Une blague qui durait depuis trop longtemps.
Nolan se leva et s'approcha de moi, alors que je boudais juste pour la forme. Il tenta d'aplatir mes cheveux et je ne résistai pas longtemps : j'explosais de rire.
Soudain, la porte s'ouvrit sur le visage souriant de Louve. Ses longs cheveux noirs encadraient son visage et j'arrivais à deviner dans son regard qu'elle est fière d'elle.
- Joyeux anniversaire, petit prince !
- C'est bon, dis-je, c'est plus drôle.
Je me levai et m'étirai et Nolan me copia tout en s'avançant vers la porte. Il tenta lui aussi de faire quelque chose de bien avec ses cheveux blonds mais ça semblait peine perdue. Les yeux humides, je le suivis en passant devant Louve qui ne trouva rien de mieux à faire que de me pousser par les épaules.
- Allez les garçons ! Ce que vous pouvez être lents !
- Ce que tu peux être épuisante, soufflais-je.
Mais Louve ne me prit pas au sérieux, la faute à mon stupide sourire. Je retrouvai Nolan dans la salle de bains, il était déjà en train de peigner ses cheveux. Je regardai mon visage et j'eus l'impression d'être tout gonflé. Je massai mes joues et passai de l'eau sur mon visage. En me redressant, je vis Louve attacher les cheveux de Nolan en une petite queue de cheval. Je regardai les miens dont les boucles partaient dans tous les sens et abandonnai cette bataille perdue d'avance.
Je quittai la salle de bain avant eux et descendis les escaliers en traînant des pieds. J'entendais déjà du bruit dans la cuisine couvert par le son du poste de radio mais c'est l'odeur qui m'attira plus que tout. Je frottai ma joue et tentai de cacher le sourire idiot que j'avais sur les lèvres.
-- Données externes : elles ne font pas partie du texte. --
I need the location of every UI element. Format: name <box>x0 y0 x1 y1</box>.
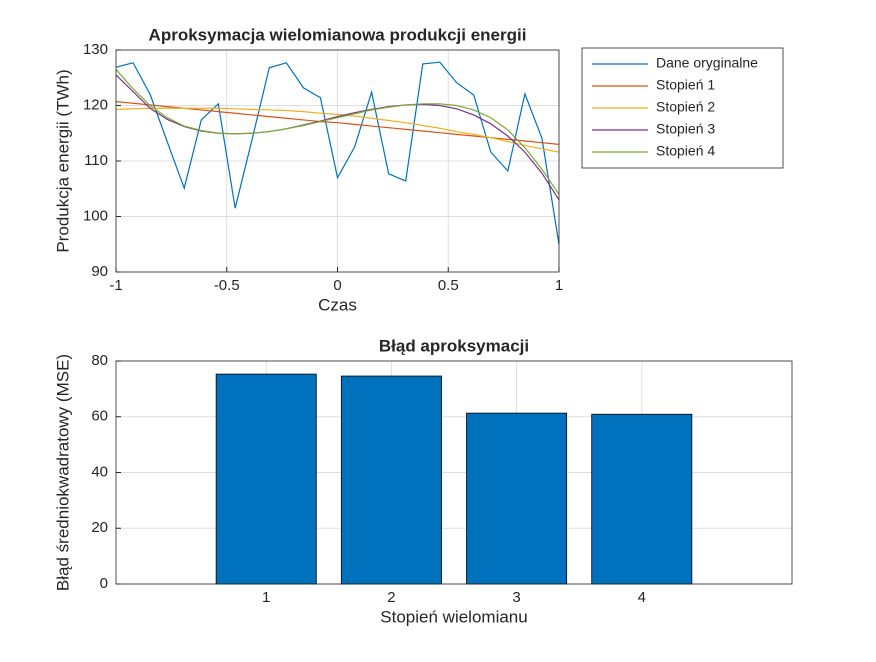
y-tick-label: 0 <box>100 575 108 592</box>
y-tick-label: 60 <box>91 408 108 425</box>
y-tick-label: 90 <box>91 263 108 280</box>
legend-label: Stopień 3 <box>656 121 715 137</box>
y-tick-label: 110 <box>84 152 108 169</box>
y-tick-label: 80 <box>91 352 108 369</box>
y-tick-label: 20 <box>91 519 108 536</box>
x-tick-label: 2 <box>387 589 395 606</box>
x-axis-label: Czas <box>318 295 357 314</box>
chart-title: Błąd aproksymacji <box>379 336 529 355</box>
x-tick-label: 1 <box>555 277 563 294</box>
x-tick-label: 0 <box>333 277 341 294</box>
x-axis-label: Stopień wielomianu <box>380 607 527 626</box>
bar <box>591 413 693 585</box>
y-tick-label: 40 <box>91 463 108 480</box>
legend-label: Dane oryginalne <box>656 55 758 71</box>
y-tick-label: 100 <box>83 207 108 224</box>
x-tick-label: -0.5 <box>214 277 240 294</box>
y-tick-label: 130 <box>83 41 108 58</box>
line <box>115 61 560 245</box>
line <box>115 107 560 153</box>
y-tick-label: 120 <box>83 96 108 113</box>
x-tick-label: 1 <box>262 589 270 606</box>
x-tick-label: -1 <box>109 277 122 294</box>
bar <box>215 373 317 585</box>
bar <box>340 375 442 585</box>
bar <box>466 412 568 585</box>
axes-frame <box>115 49 560 273</box>
axes-frame <box>115 360 793 585</box>
x-tick-label: 0.5 <box>438 277 459 294</box>
legend-label: Stopień 4 <box>656 143 715 159</box>
legend-label: Stopień 2 <box>656 99 715 115</box>
x-tick-label: 3 <box>512 589 520 606</box>
line <box>115 69 560 195</box>
y-axis-label: Produkcja energii (TWh) <box>53 69 72 252</box>
y-axis-label: Błąd średniokwadratowy (MSE) <box>53 354 72 591</box>
legend-label: Stopień 1 <box>656 77 715 93</box>
x-tick-label: 4 <box>638 589 646 606</box>
chart-title: Aproksymacja wielomianowa produkcji ener… <box>149 25 527 44</box>
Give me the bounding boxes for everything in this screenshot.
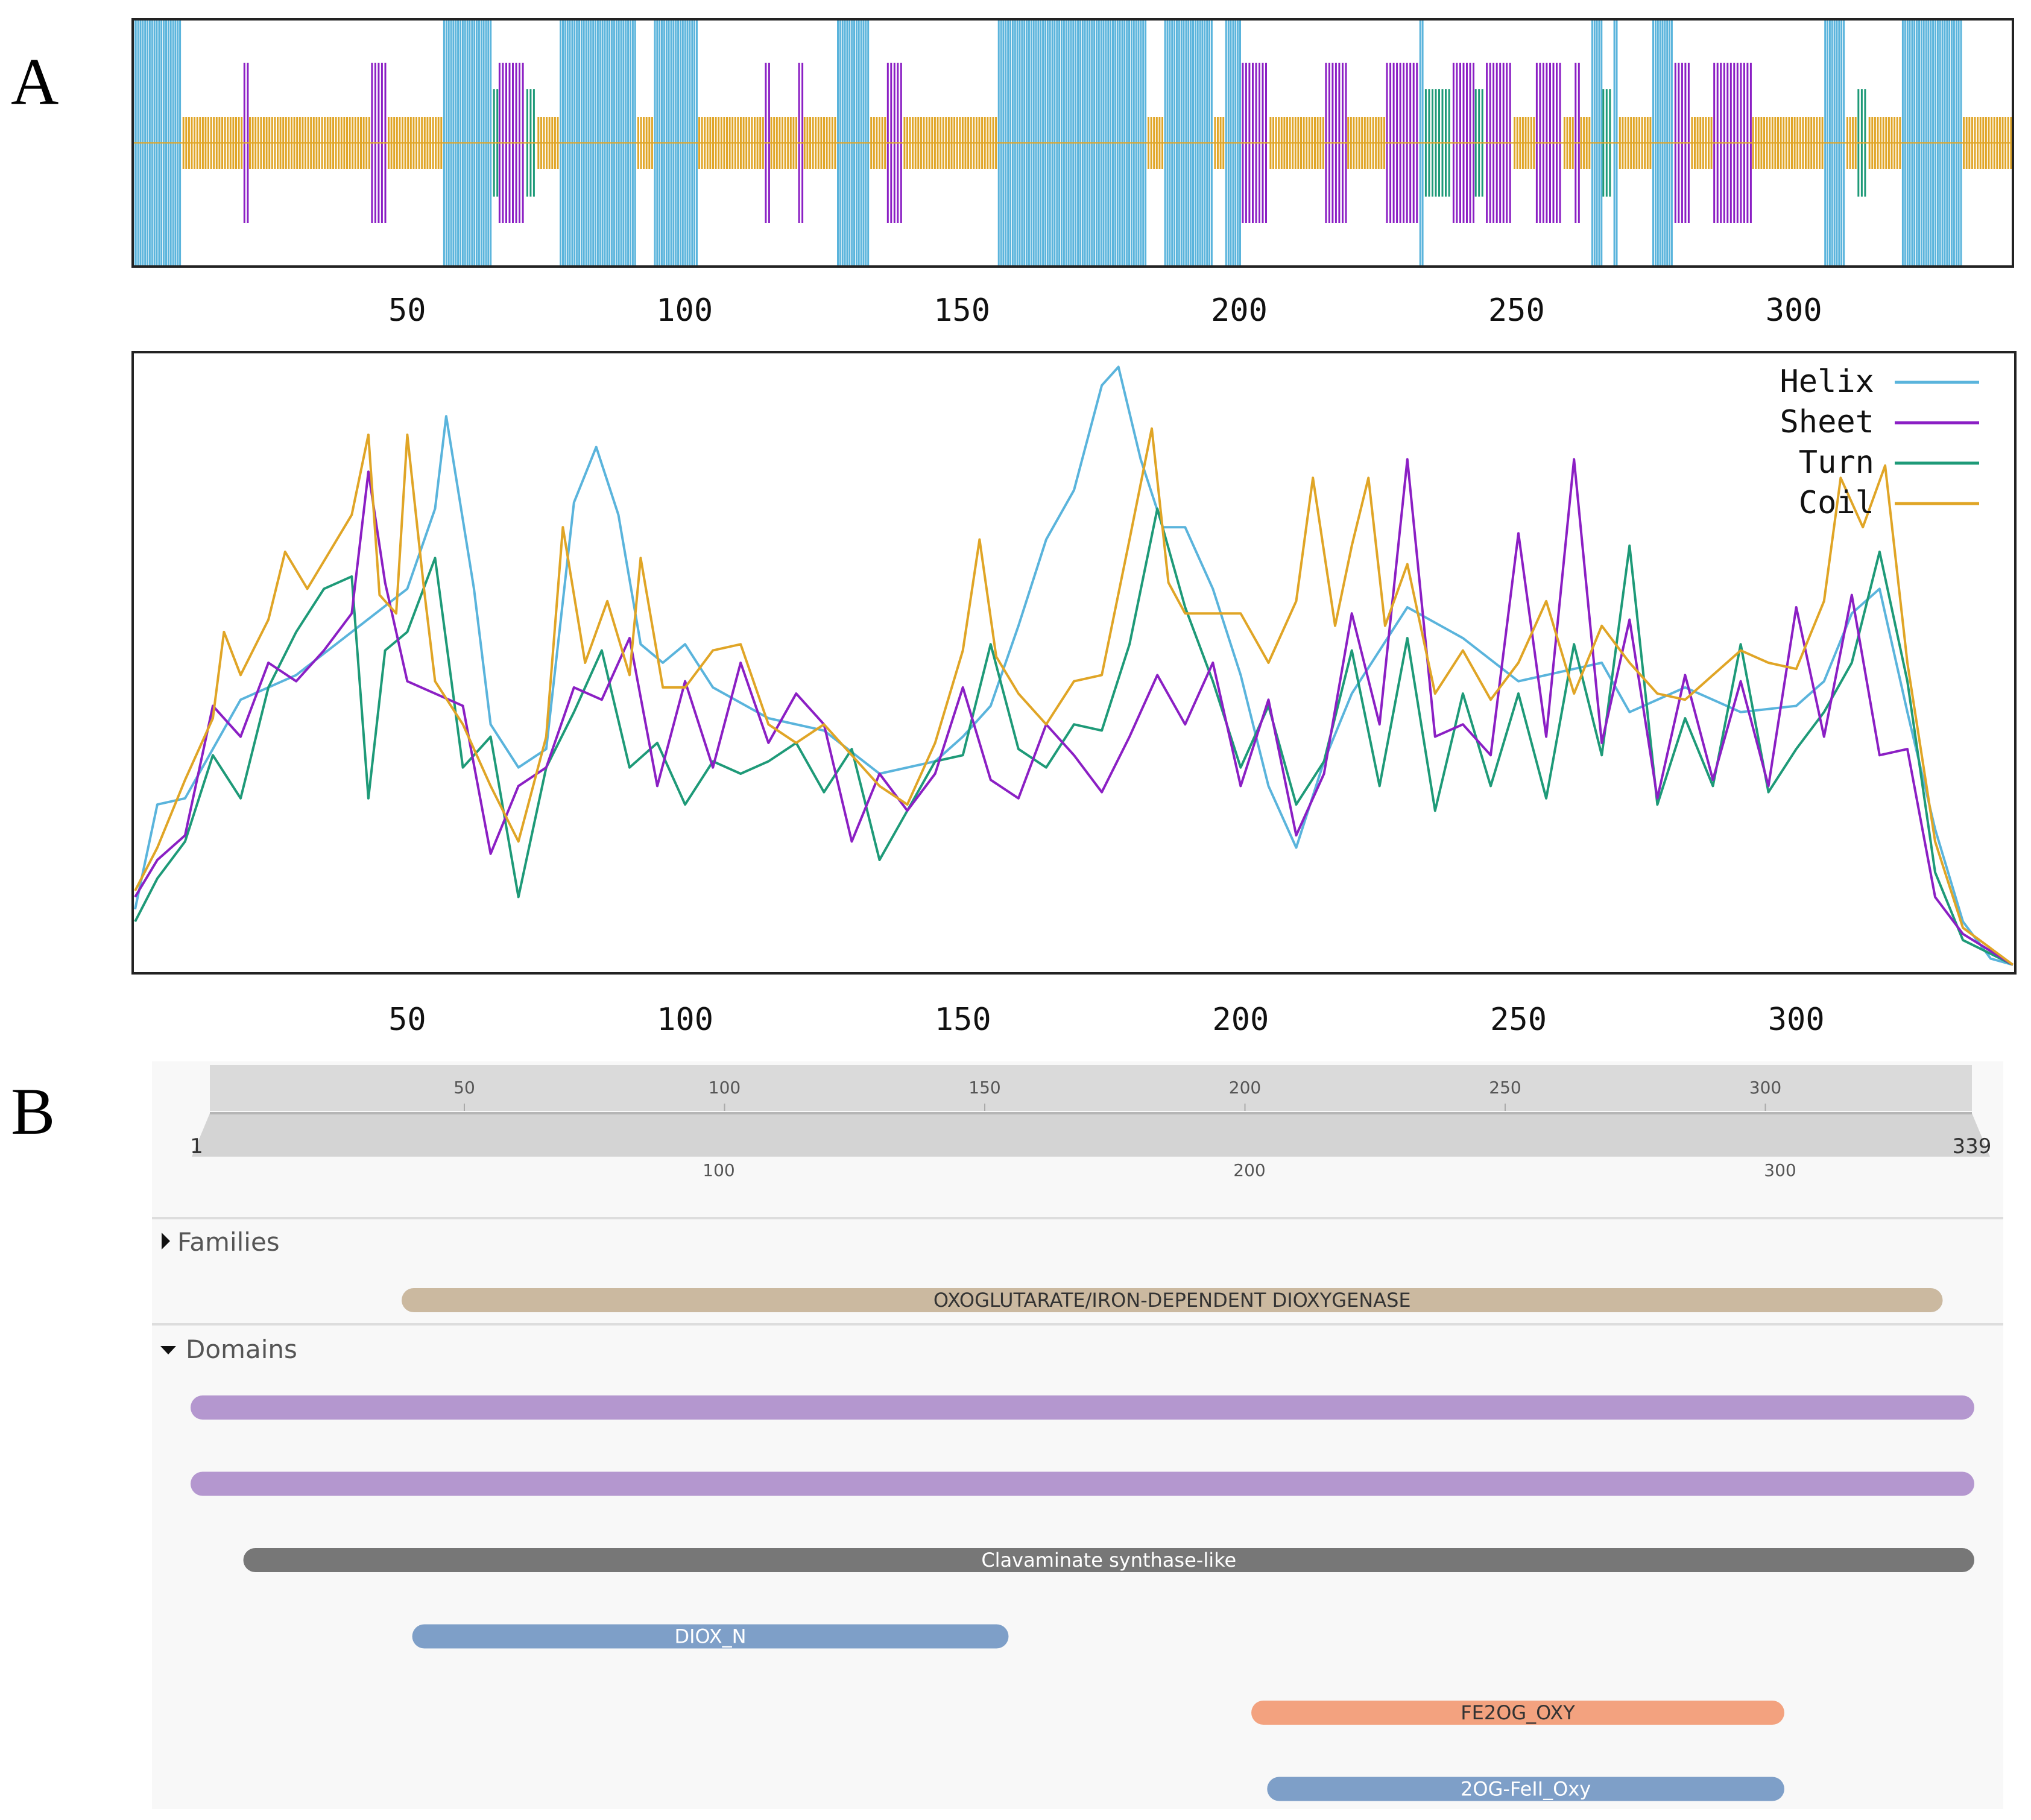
- ruler-bottom-tick-label: 200: [1233, 1160, 1265, 1180]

Tante Tunie était assise en bout de table dans la cuisine et maman était dos à elle, penchée sur l'évier. Ma tante leva les yeux dès que je fus dans la pièce et m'adressa un immense sourire.
- Bonjour, Harry ! Joyeux anniversaire !
- Merci !
J'avançaivers elle et la serrai dans mes bras. Maman était en train de s'essuyer les mains mais quand j'arrivai vers elle, elle fit comme sa sœur.
- Joyeux anniversaire, trésor.
- Merci.
Je m'assis rapidement à table et observai tous les plats restant. Comme par hasard, il n'y avait plus de bacon. Même pour mon anniversaire, Sirius était incapable de se retenir. Je soupirai.
- Il fallait te lever plus tôt, fit ma tante.
Je bougonnai mais elle me servit copieusement en pancakes et en saucisses. Je la remerciai d'un sourire et Louve et Nolan choisirent ce moment pour entrer à leur tour.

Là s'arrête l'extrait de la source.